Breslin had a staccato style that was Hemingway-like to my ears, as if I could picture him pounding on the keyboard of an old Smith Corona typewriter. But he also had an eye for detail and a love of language that propelled even his most mundane efforts into something worth reading, because you know, it was Jimmy Breslin, and what he had to say mattered no matter what, whether he was writing about that unique mob boss, Un Occhio, or taking the wind out of a blowhard politician who had turned his pin-striped back on the poor.

Over the years, I’ve enjoyed devouring some of his 20-plus books, particularly The Good Rat, about a murder trial involving two cops, and Can’t Anybody Here Play This Game, about the hapless 1962 Mets under beleaguered manager Casey Stengel. I could always hear his distinctive voice, as if he were on the next barstool telling a tale while chomping on a cigar. But I remain a bigger fan of his columns, because that daily deadline pressure brought out the fighter in him—and he was afraid of nothing and no one.

In pursuit of the story behind the headlines, he got severely beaten up at Crown Heights during a race riot in 1991. He was left standing in his underwear holding his press badge, with a black eye and a bloody lip. But the city wasn’t his only beat. He covered the world, too. I learned from his obit that he was standing five feet away from Robert F. Kennedy when the great liberal Senator from New York was shot in Los Angeles after winning the California Democratic primary in 1968. I had missed his column on Three Mile Island in 1979 when it was on the verge of a meltdown that would have had apocalyptic consequences. Breslin didn’t hunker down in a bunker. Instead, he headed straight for the overheating reactor just south of Harrisburg, Penn. He reportedly told his loyal New York driver—Breslin never got his own license—to “step on it—it could be the end of Pennsylvania!”

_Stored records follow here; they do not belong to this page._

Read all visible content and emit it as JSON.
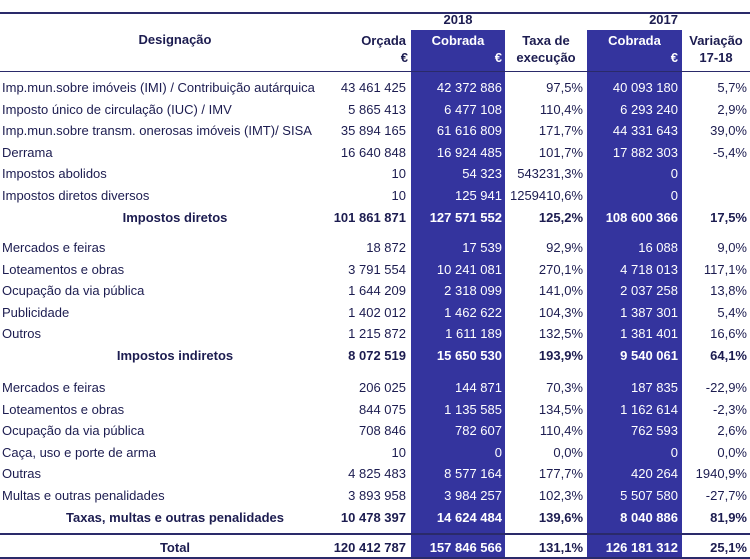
{
  "header": {
    "year_2018": "2018",
    "year_2017": "2017",
    "designacao": "Designação",
    "orcada": "Orçada",
    "cobrada_2018": "Cobrada",
    "taxa_line1": "Taxa de",
    "taxa_line2": "execução",
    "cobrada_2017": "Cobrada",
    "variacao_line1": "Variação",
    "variacao_line2": "17-18",
    "euro_orcada": "€",
    "euro_cobrada_2018": "€",
    "euro_cobrada_2017": "€"
  },
  "colors": {
    "accent": "#34349e",
    "text": "#1c1c50"
  },
  "groups": [
    {
      "rows": [
        {
          "label": "Imp.mun.sobre imóveis (IMI) / Contribuição autárquica",
          "orcada": "43 461 425",
          "cobrada2018": "42 372 886",
          "taxa": "97,5%",
          "cobrada2017": "40 093 180",
          "variacao": "5,7%"
        },
        {
          "label": "Imposto único de circulação (IUC) / IMV",
          "orcada": "5 865 413",
          "cobrada2018": "6 477 108",
          "taxa": "110,4%",
          "cobrada2017": "6 293 240",
          "variacao": "2,9%"
        },
        {
          "label": "Imp.mun.sobre transm. onerosas imóveis (IMT)/ SISA",
          "orcada": "35 894 165",
          "cobrada2018": "61 616 809",
          "taxa": "171,7%",
          "cobrada2017": "44 331 643",
          "variacao": "39,0%"
        },
        {
          "label": "Derrama",
          "orcada": "16 640 848",
          "cobrada2018": "16 924 485",
          "taxa": "101,7%",
          "cobrada2017": "17 882 303",
          "variacao": "-5,4%"
        },
        {
          "label": "Impostos abolidos",
          "orcada": "10",
          "cobrada2018": "54 323",
          "taxa": "543231,3%",
          "cobrada2017": "0",
          "variacao": ""
        },
        {
          "label": "Impostos diretos diversos",
          "orcada": "10",
          "cobrada2018": "125 941",
          "taxa": "1259410,6%",
          "cobrada2017": "0",
          "variacao": ""
        }
      ],
      "subtotal": {
        "label": "Impostos diretos",
        "orcada": "101 861 871",
        "cobrada2018": "127 571 552",
        "taxa": "125,2%",
        "cobrada2017": "108 600 366",
        "variacao": "17,5%"
      }
    },
    {
      "rows": [
        {
          "label": "Mercados e feiras",
          "orcada": "18 872",
          "cobrada2018": "17 539",
          "taxa": "92,9%",
          "cobrada2017": "16 088",
          "variacao": "9,0%"
        },
        {
          "label": "Loteamentos e obras",
          "orcada": "3 791 554",
          "cobrada2018": "10 241 081",
          "taxa": "270,1%",
          "cobrada2017": "4 718 013",
          "variacao": "117,1%"
        },
        {
          "label": "Ocupação da via pública",
          "orcada": "1 644 209",
          "cobrada2018": "2 318 099",
          "taxa": "141,0%",
          "cobrada2017": "2 037 258",
          "variacao": "13,8%"
        },
        {
          "label": "Publicidade",
          "orcada": "1 402 012",
          "cobrada2018": "1 462 622",
          "taxa": "104,3%",
          "cobrada2017": "1 387 301",
          "variacao": "5,4%"
        },
        {
          "label": "Outros",
          "orcada": "1 215 872",
          "cobrada2018": "1 611 189",
          "taxa": "132,5%",
          "cobrada2017": "1 381 401",
          "variacao": "16,6%"
        }
      ],
      "subtotal": {
        "label": "Impostos indiretos",
        "orcada": "8 072 519",
        "cobrada2018": "15 650 530",
        "taxa": "193,9%",
        "cobrada2017": "9 540 061",
        "variacao": "64,1%"
      }
    },
    {
      "rows": [
        {
          "label": "Mercados e feiras",
          "orcada": "206 025",
          "cobrada2018": "144 871",
          "taxa": "70,3%",
          "cobrada2017": "187 835",
          "variacao": "-22,9%"
        },
        {
          "label": "Loteamentos e obras",
          "orcada": "844 075",
          "cobrada2018": "1 135 585",
          "taxa": "134,5%",
          "cobrada2017": "1 162 614",
          "variacao": "-2,3%"
        },
        {
          "label": "Ocupação da via pública",
          "orcada": "708 846",
          "cobrada2018": "782 607",
          "taxa": "110,4%",
          "cobrada2017": "762 593",
          "variacao": "2,6%"
        },
        {
          "label": "Caça, uso e porte de arma",
          "orcada": "10",
          "cobrada2018": "0",
          "taxa": "0,0%",
          "cobrada2017": "0",
          "variacao": "0,0%"
        },
        {
          "label": "Outras",
          "orcada": "4 825 483",
          "cobrada2018": "8 577 164",
          "taxa": "177,7%",
          "cobrada2017": "420 264",
          "variacao": "1940,9%"
        },
        {
          "label": "Multas e outras penalidades",
          "orcada": "3 893 958",
          "cobrada2018": "3 984 257",
          "taxa": "102,3%",
          "cobrada2017": "5 507 580",
          "variacao": "-27,7%"
        }
      ],
      "subtotal": {
        "label": "Taxas, multas e outras penalidades",
        "orcada": "10 478 397",
        "cobrada2018": "14 624 484",
        "taxa": "139,6%",
        "cobrada2017": "8 040 886",
        "variacao": "81,9%"
      }
    }
  ],
  "total": {
    "label": "Total",
    "orcada": "120 412 787",
    "cobrada2018": "157 846 566",
    "taxa": "131,1%",
    "cobrada2017": "126 181 312",
    "variacao": "25,1%"
  }
}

His path through the harrowed halls of the Fourth Estate took him from the old Long Island Press in Jamaica, Queens, where he was a copy boy, to the New York Journal-American, where he was a sports writer, to the New York Herald Tribune, where he started writing a column, and later to the New York Post, New York Magazine and the Daily News, where I first found him. With Tom Wolfe, Gay Talese and Hunter S. Thompson, he was one of the pioneers of New Journalism in the 1970s, practitioners of a unique blend of subjectivity and objectivity that never compromised on integrity—and my inspiration as a journalist. In recognition of his career, Breslin won a Pulitzer Prize in 1986 “for columns which consistently champion ordinary citizens,” the board explained. But he didn’t rest on his laurels. Not for a moment. He still had many more stories to tell, with hundreds of thousands of words boiling within him, waiting for the right moment to hit the page.

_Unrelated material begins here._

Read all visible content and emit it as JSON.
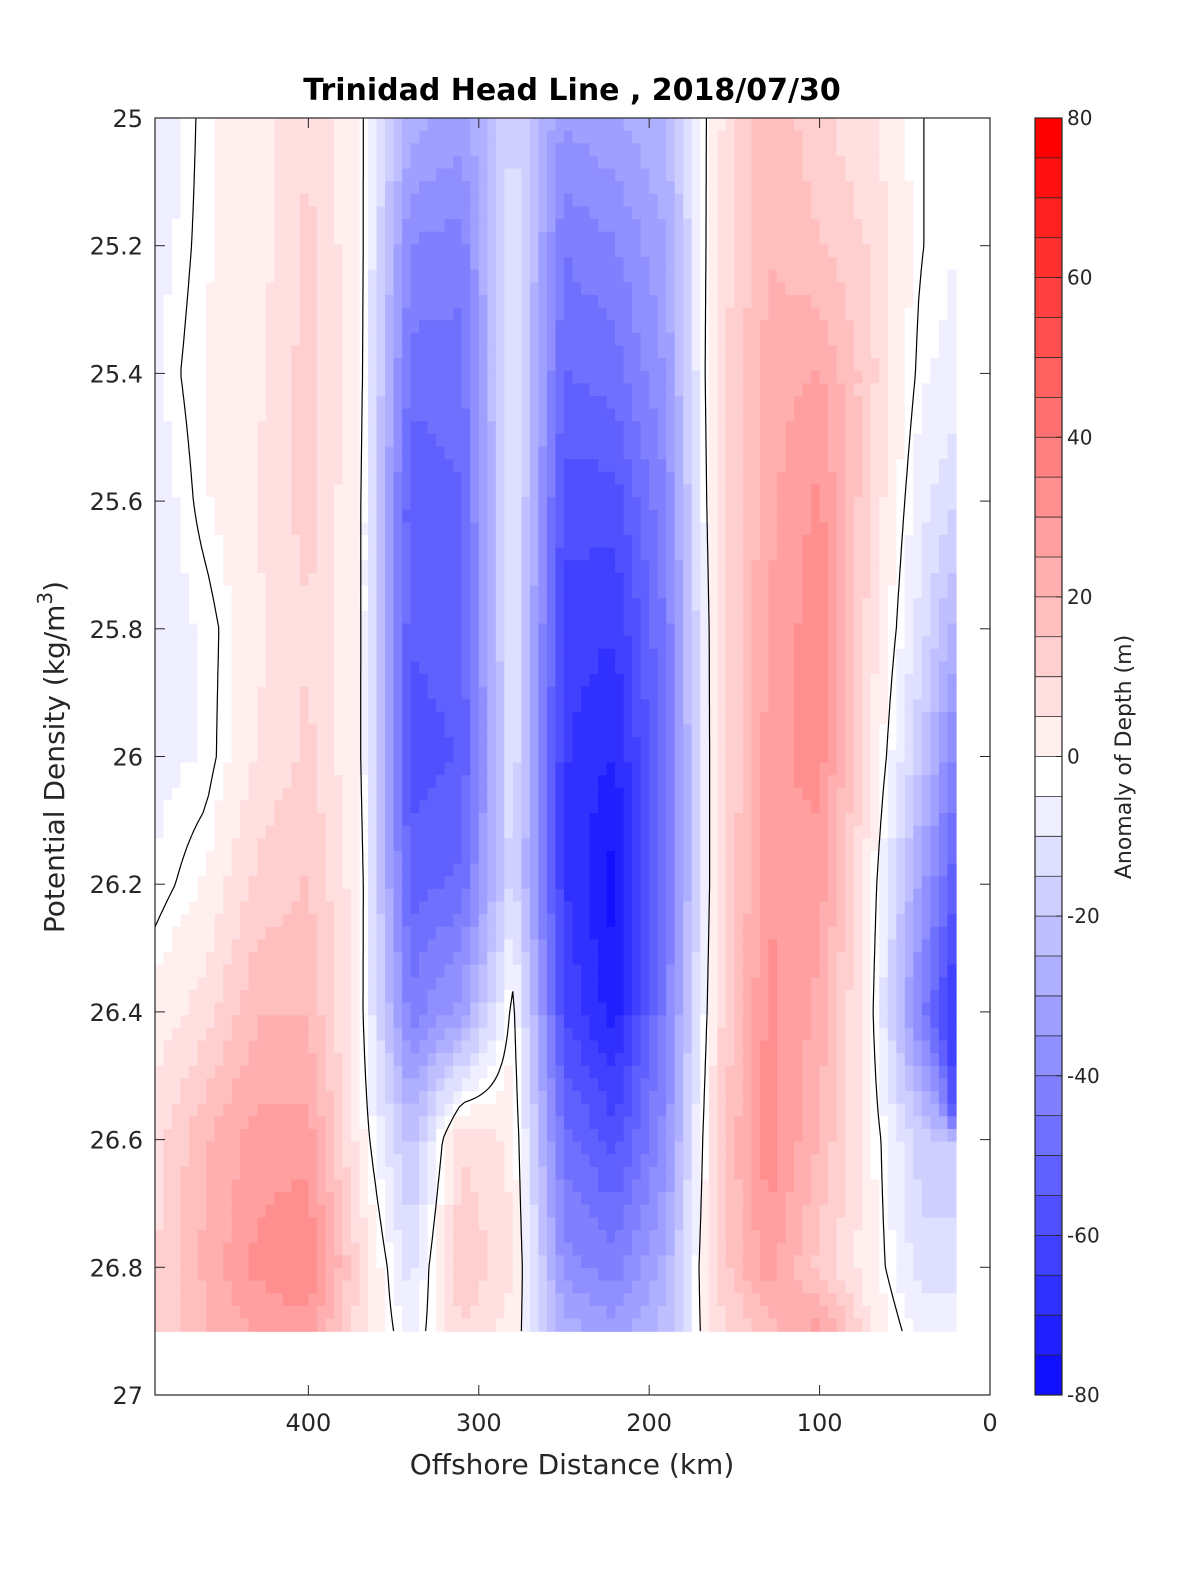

During my time at Newsday, I never edited Breslin, but I did know some copyeditors whom he’d bark at when he was on deadline and didn’t like them messing up his lede. I knew he was cantankerous, and didn’t suffer fools, but I wish he hadn’t hurled a racist slur at the young Korean-American woman reporter who had sent him an in-house message criticizing one of his columns for being sexist. His politically incorrect attitude led to his brief suspension in 1990. As he said in an apology to the staff: “I am not good and once again I can prove it.”

That was the flipside of his larger-than-life persona. He could share a drink with Norman Mailer, no slouch when it comes to big egos, and regard himself as the great American novelist’s peer—they did run a Don Quixote-like municipal campaign together in 1969, with Mailer aiming to become mayor and Breslin City Council president (their big issue was to make New York City the 51st state). But he would also venture into the farthest reaches of the Bronx, Brooklyn and Queens to shine the light on the unsung New Yorkers who make the city actually function—or whose lives were worth telling when tragedy struck close to home. He himself had come out of a rough and tumble world.

While he was still a kid in Queens, his alcoholic dad abandoned Breslin’s family. From that low point, Breslin rose to the heights of the city. And he did it without fear or favor.

Breslin called it the way he saw it—and we hung on every word.